A few points and one hope. First, the hope that I have for this study is that it helps score some head shots against those zombie lies (dealt with deftly here, here, and here) that pop up every year about all the cushy jobs that under-qualified women are landing at the expense of poor, over-qualified white men.
- Up to 40% of advertised positions in 2007-8 did not fill
- Women were hired in all categories in proportion to their percentage of PhDs (this includes temporary positions and postdocs, tenure-track positions and positions in Leiter-ranked departments)
- If women PhDs are regularly being hired in proportion to their numbers, and retained at the same rate as men, we should see a rise in their numbers in the profession to 28% (their numbers are around 21%).
- The percentage of women in philosophy is at a noteworthy point. The number of women PhD’s is above 25% (which is the “tipping point” for gender schemas, see Valian 1998) but the number of women employed in the profession is below 25%.
Second, the numbers themselves regarding woman hires aren't as bad as you'd expect. Women are being hired in proportion to the number pursuing Ph.Ds. And while there is obviously some work to be done with retaining women so their numbers in the profession catch up to the numbers pursuing Ph.Ds, these findings are encouraging.
Third, as noted in the report, the APA doesn't seem to keep track of any of these numbers. Why not? Why did the authors of the study have to rely on blog posts and other means for their data when this is clearly something the APA should be keeping track of?

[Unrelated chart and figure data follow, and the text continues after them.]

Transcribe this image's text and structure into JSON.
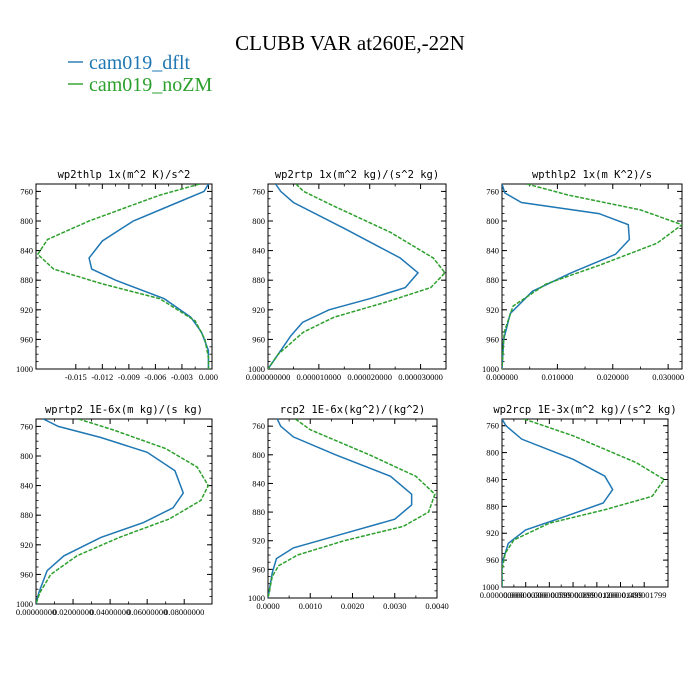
{
  "figure": {
    "title": "CLUBB VAR at260E,-22N",
    "legend": [
      {
        "name": "cam019_dflt",
        "color": "#1f77b4"
      },
      {
        "name": "cam019_noZM",
        "color": "#2ca02c"
      }
    ]
  },
  "chart_data": [
    {
      "type": "line",
      "title": "wp2thlp   1x(m^2 K)/s^2",
      "ylim": [
        1000,
        750
      ],
      "yticks": [
        "760",
        "800",
        "840",
        "880",
        "920",
        "960",
        "1000"
      ],
      "ytick_values": [
        760,
        800,
        840,
        880,
        920,
        960,
        1000
      ],
      "xlim": [
        -0.0195,
        0.0004
      ],
      "xticks": [
        "-0.015",
        "-0.012",
        "-0.009",
        "-0.006",
        "-0.003",
        "0.000"
      ],
      "xtick_values": [
        -0.015,
        -0.012,
        -0.009,
        -0.006,
        -0.003,
        0.0
      ],
      "series": [
        {
          "name": "cam019_dflt",
          "color": "#1f77b4",
          "dash": "",
          "points": [
            [
              0.0,
              750
            ],
            [
              -0.0005,
              760
            ],
            [
              -0.0035,
              775
            ],
            [
              -0.0085,
              800
            ],
            [
              -0.012,
              827
            ],
            [
              -0.0135,
              850
            ],
            [
              -0.0132,
              865
            ],
            [
              -0.0105,
              880
            ],
            [
              -0.005,
              905
            ],
            [
              -0.002,
              930
            ],
            [
              -0.0008,
              950
            ],
            [
              0.0,
              975
            ],
            [
              0.0,
              1000
            ]
          ]
        },
        {
          "name": "cam019_noZM",
          "color": "#2ca02c",
          "dash": "4,1.5",
          "points": [
            [
              -0.001,
              750
            ],
            [
              -0.0055,
              765
            ],
            [
              -0.0135,
              800
            ],
            [
              -0.0182,
              825
            ],
            [
              -0.0193,
              845
            ],
            [
              -0.0175,
              865
            ],
            [
              -0.012,
              885
            ],
            [
              -0.0055,
              905
            ],
            [
              -0.0015,
              935
            ],
            [
              -0.0004,
              960
            ],
            [
              0.0,
              985
            ],
            [
              0.0,
              1000
            ]
          ]
        }
      ]
    },
    {
      "type": "line",
      "title": "wp2rtp   1x(m^2 kg)/(s^2 kg)",
      "ylim": [
        1000,
        750
      ],
      "yticks": [
        "760",
        "800",
        "840",
        "880",
        "920",
        "960",
        "1000"
      ],
      "ytick_values": [
        760,
        800,
        840,
        880,
        920,
        960,
        1000
      ],
      "xlim": [
        0.0,
        3.5e-05
      ],
      "xticks": [
        "0.000000000",
        "0.000010000",
        "0.000020000",
        "0.000030000"
      ],
      "xtick_values": [
        0.0,
        1e-05,
        2e-05,
        3e-05
      ],
      "series": [
        {
          "name": "cam019_dflt",
          "color": "#1f77b4",
          "dash": "",
          "points": [
            [
              1.5e-06,
              750
            ],
            [
              2.5e-06,
              760
            ],
            [
              5e-06,
              775
            ],
            [
              1.5e-05,
              810
            ],
            [
              2.6e-05,
              850
            ],
            [
              2.95e-05,
              870
            ],
            [
              2.7e-05,
              890
            ],
            [
              2e-05,
              905
            ],
            [
              1.2e-05,
              920
            ],
            [
              6.8e-06,
              937
            ],
            [
              4.5e-06,
              955
            ],
            [
              1.5e-06,
              985
            ],
            [
              0.0,
              1000
            ]
          ]
        },
        {
          "name": "cam019_noZM",
          "color": "#2ca02c",
          "dash": "4,1.5",
          "points": [
            [
              5.5e-06,
              750
            ],
            [
              7e-06,
              760
            ],
            [
              1.3e-05,
              780
            ],
            [
              2.4e-05,
              815
            ],
            [
              3.25e-05,
              850
            ],
            [
              3.48e-05,
              870
            ],
            [
              3.2e-05,
              890
            ],
            [
              2.3e-05,
              910
            ],
            [
              1.3e-05,
              930
            ],
            [
              7e-06,
              950
            ],
            [
              2e-06,
              980
            ],
            [
              0.0,
              1000
            ]
          ]
        }
      ]
    },
    {
      "type": "line",
      "title": "wpthlp2   1x(m K^2)/s",
      "ylim": [
        1000,
        750
      ],
      "yticks": [
        "760",
        "800",
        "840",
        "880",
        "920",
        "960",
        "1000"
      ],
      "ytick_values": [
        760,
        800,
        840,
        880,
        920,
        960,
        1000
      ],
      "xlim": [
        0.0,
        0.0325
      ],
      "xticks": [
        "0.000000",
        "0.010000",
        "0.020000",
        "0.030000"
      ],
      "xtick_values": [
        0.0,
        0.01,
        0.02,
        0.03
      ],
      "series": [
        {
          "name": "cam019_dflt",
          "color": "#1f77b4",
          "dash": "",
          "points": [
            [
              0.0,
              750
            ],
            [
              0.0005,
              762
            ],
            [
              0.0035,
              775
            ],
            [
              0.0175,
              790
            ],
            [
              0.0228,
              805
            ],
            [
              0.023,
              825
            ],
            [
              0.0205,
              845
            ],
            [
              0.0125,
              870
            ],
            [
              0.0055,
              895
            ],
            [
              0.0015,
              925
            ],
            [
              0.0003,
              960
            ],
            [
              0.0,
              1000
            ]
          ]
        },
        {
          "name": "cam019_noZM",
          "color": "#2ca02c",
          "dash": "4,1.5",
          "points": [
            [
              0.0045,
              750
            ],
            [
              0.012,
              765
            ],
            [
              0.025,
              785
            ],
            [
              0.0325,
              805
            ],
            [
              0.028,
              830
            ],
            [
              0.0175,
              860
            ],
            [
              0.008,
              885
            ],
            [
              0.002,
              915
            ],
            [
              0.0004,
              950
            ],
            [
              0.0,
              1000
            ]
          ]
        }
      ]
    },
    {
      "type": "line",
      "title": "wprtp2   1E-6x(m kg)/(s kg)",
      "ylim": [
        1000,
        750
      ],
      "yticks": [
        "760",
        "800",
        "840",
        "880",
        "920",
        "960",
        "1000"
      ],
      "ytick_values": [
        760,
        800,
        840,
        880,
        920,
        960,
        1000
      ],
      "xlim": [
        0.0,
        0.095
      ],
      "xticks": [
        "0.00000000",
        "0.02000000",
        "0.04000000",
        "0.06000000",
        "0.08000000"
      ],
      "xtick_values": [
        0.0,
        0.02,
        0.04,
        0.06,
        0.08
      ],
      "series": [
        {
          "name": "cam019_dflt",
          "color": "#1f77b4",
          "dash": "",
          "points": [
            [
              0.004,
              750
            ],
            [
              0.012,
              760
            ],
            [
              0.035,
              775
            ],
            [
              0.06,
              795
            ],
            [
              0.075,
              820
            ],
            [
              0.0795,
              850
            ],
            [
              0.074,
              870
            ],
            [
              0.058,
              890
            ],
            [
              0.035,
              910
            ],
            [
              0.015,
              935
            ],
            [
              0.006,
              955
            ],
            [
              0.0015,
              985
            ],
            [
              0.0,
              1000
            ]
          ]
        },
        {
          "name": "cam019_noZM",
          "color": "#2ca02c",
          "dash": "4,1.5",
          "points": [
            [
              0.023,
              750
            ],
            [
              0.042,
              765
            ],
            [
              0.07,
              790
            ],
            [
              0.087,
              815
            ],
            [
              0.093,
              840
            ],
            [
              0.089,
              860
            ],
            [
              0.072,
              885
            ],
            [
              0.045,
              910
            ],
            [
              0.022,
              935
            ],
            [
              0.008,
              960
            ],
            [
              0.002,
              985
            ],
            [
              0.0,
              1000
            ]
          ]
        }
      ]
    },
    {
      "type": "line",
      "title": "rcp2   1E-6x(kg^2)/(kg^2)",
      "ylim": [
        1000,
        750
      ],
      "yticks": [
        "760",
        "800",
        "840",
        "880",
        "920",
        "960",
        "1000"
      ],
      "ytick_values": [
        760,
        800,
        840,
        880,
        920,
        960,
        1000
      ],
      "xlim": [
        0.0,
        0.004
      ],
      "xticks": [
        "0.0000",
        "0.0010",
        "0.0020",
        "0.0030",
        "0.0040"
      ],
      "xtick_values": [
        0.0,
        0.001,
        0.002,
        0.003,
        0.004
      ],
      "series": [
        {
          "name": "cam019_dflt",
          "color": "#1f77b4",
          "dash": "",
          "points": [
            [
              0.00022,
              750
            ],
            [
              0.0003,
              760
            ],
            [
              0.0006,
              775
            ],
            [
              0.0016,
              800
            ],
            [
              0.0029,
              830
            ],
            [
              0.0034,
              855
            ],
            [
              0.0034,
              870
            ],
            [
              0.003,
              890
            ],
            [
              0.0018,
              910
            ],
            [
              0.0006,
              930
            ],
            [
              0.0002,
              945
            ],
            [
              0.0001,
              965
            ],
            [
              0.0,
              1000
            ]
          ]
        },
        {
          "name": "cam019_noZM",
          "color": "#2ca02c",
          "dash": "4,1.5",
          "points": [
            [
              0.00065,
              750
            ],
            [
              0.001,
              765
            ],
            [
              0.0024,
              800
            ],
            [
              0.0035,
              830
            ],
            [
              0.00395,
              855
            ],
            [
              0.0038,
              880
            ],
            [
              0.0032,
              900
            ],
            [
              0.0018,
              920
            ],
            [
              0.0007,
              940
            ],
            [
              0.00025,
              955
            ],
            [
              0.0001,
              970
            ],
            [
              0.0,
              1000
            ]
          ]
        }
      ]
    },
    {
      "type": "line",
      "title": "wp2rcp   1E-3x(m^2 kg)/(s^2 kg)",
      "ylim": [
        1000,
        750
      ],
      "yticks": [
        "760",
        "800",
        "840",
        "880",
        "920",
        "960",
        "1000"
      ],
      "ytick_values": [
        760,
        800,
        840,
        880,
        920,
        960,
        1000
      ],
      "xlim": [
        0.0,
        2.1e-06
      ],
      "xticks": [
        "0.000000000",
        "0.000000300",
        "0.000000599",
        "0.000000899",
        "0.000001200",
        "0.000001499",
        "0.000001799"
      ],
      "xtick_values": [
        0.0,
        3e-07,
        5.99e-07,
        8.99e-07,
        1.2e-06,
        1.499e-06,
        1.799e-06
      ],
      "series": [
        {
          "name": "cam019_dflt",
          "color": "#1f77b4",
          "dash": "",
          "points": [
            [
              0.0,
              750
            ],
            [
              5e-08,
              760
            ],
            [
              2.5e-07,
              780
            ],
            [
              9e-07,
              810
            ],
            [
              1.3e-06,
              835
            ],
            [
              1.4e-06,
              855
            ],
            [
              1.28e-06,
              875
            ],
            [
              8e-07,
              895
            ],
            [
              3e-07,
              915
            ],
            [
              8e-08,
              935
            ],
            [
              0.0,
              965
            ],
            [
              0.0,
              1000
            ]
          ]
        },
        {
          "name": "cam019_noZM",
          "color": "#2ca02c",
          "dash": "4,1.5",
          "points": [
            [
              2.8e-07,
              750
            ],
            [
              9e-07,
              775
            ],
            [
              1.7e-06,
              815
            ],
            [
              2.05e-06,
              840
            ],
            [
              1.9e-06,
              865
            ],
            [
              1.3e-06,
              885
            ],
            [
              6e-07,
              905
            ],
            [
              1.5e-07,
              930
            ],
            [
              4e-08,
              950
            ],
            [
              0.0,
              975
            ],
            [
              0.0,
              1000
            ]
          ]
        }
      ]
    }
  ]
}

As fellow Smoker and longtime friend S points out: "Not keeping track of the data is a sure sign that an organization or institution's not committed to fixing whatever problem you want the data about." Damn straight. No matter how many committees or reports are commissioned, having this data is key to tackling these issues. Gathering and making such data available is something we should expect from a professional organization.
Fourth, what is the significance of the fact that 40% of jobs advertised weren't filled? I mean, you'd figure with all the over-qualified white men with scary CVs getting snubbed for tenure-track positions in favor of less-qualified women or minorities, this figure would be lower. But, less snarkily and more seriously, why is this number so (seemingly) high; is there an obvious explanation, or is it convoluted?